My objects are a chance to discover something new and different in the apparently familiar.

In the industrialised nations empty bottles have long since become throwaway, disposable packaging, their fascinating material and frequently classic shape disregarded.

It is indeed the shape of bottles which is truly inspiring. Research into why bottles are as they are, aside from their necessary compliance with the laws of physics, would seem a fascinating prospect. After all they closely reflect the human body in shape – it is no coincidence that we talk about bottle necks, shoulders and bodies: three terms from the world of living creatures which have found reflection in glazed objects.

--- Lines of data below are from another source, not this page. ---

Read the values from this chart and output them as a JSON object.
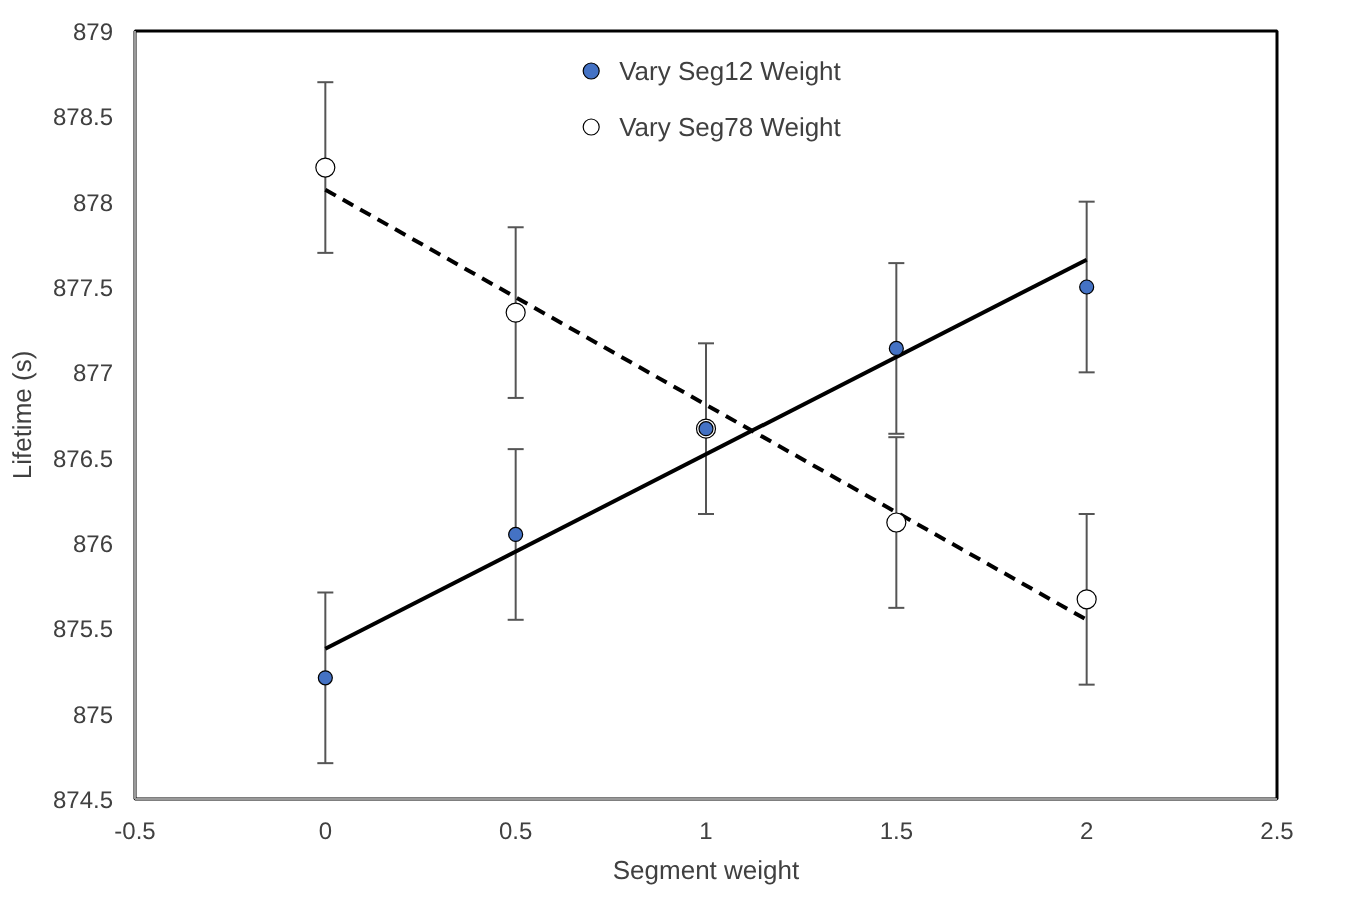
{
  "chart_data": {
    "type": "scatter",
    "xlabel": "Segment weight",
    "ylabel": "Lifetime (s)",
    "xlim": [
      -0.5,
      2.5
    ],
    "xticks": [
      -0.5,
      0,
      0.5,
      1,
      1.5,
      2,
      2.5
    ],
    "ylim": [
      874.5,
      879
    ],
    "yticks": [
      874.5,
      875,
      875.5,
      876,
      876.5,
      877,
      877.5,
      878,
      878.5,
      879
    ],
    "grid": false,
    "legend": "top",
    "marker": "circle",
    "series": [
      {
        "name": "Vary Seg12 Weight",
        "color": "#4472c4",
        "x": [
          0,
          0.5,
          1,
          1.5,
          2
        ],
        "values": [
          875.21,
          876.05,
          876.67,
          877.14,
          877.5
        ],
        "errors": [
          0.5,
          0.5,
          0.5,
          0.5,
          0.5
        ]
      },
      {
        "name": "Vary Seg78 Weight",
        "color": "#ffffff",
        "x": [
          0,
          0.5,
          1,
          1.5,
          2
        ],
        "values": [
          878.2,
          877.35,
          876.67,
          876.12,
          875.67
        ],
        "errors": [
          0.5,
          0.5,
          null,
          0.5,
          0.5
        ]
      },
      {
        "type": "line",
        "color": "#000000",
        "marker": "none",
        "line_style": "solid",
        "x": [
          0,
          2
        ],
        "values": [
          875.38,
          877.66
        ]
      },
      {
        "type": "line",
        "color": "#000000",
        "marker": "none",
        "line_style": "dashed",
        "x": [
          0,
          2
        ],
        "values": [
          878.07,
          875.55
        ]
      }
    ]
  }
}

I believe the bottle to be one of humanity’s truly archaic objects:
Glass bottles have been around for 3,500 years, flax-bound clay bottles even longer. There is scarcely another name for an object in German that is so banal, so lacking in emotion as the word “Flasche” (hence its secondary use to describe a person without courage or character). Moreover it is also amazing how little the various basic bottle shapes have changed over time. Since every bottle produced today for utility purposes is manufactured industrially, it is natural to assume that all bottles from a particular production series look the same. During my work, however, I quickly realised that this is not the case. They are similar but not the same and for industrially manufactured items incredibly irregular within themselves. You could even go so far as to say individual.

The idea for the figurine empties arose by chance and out of my love of glass as a material...

... and then came the associations, as if I were suddenly a child again, looking up into the clouds and seeing galloping horses, or a giant lying asleep, oblivious to the fact that his nose was getting longer and longer until it vanished into thin air.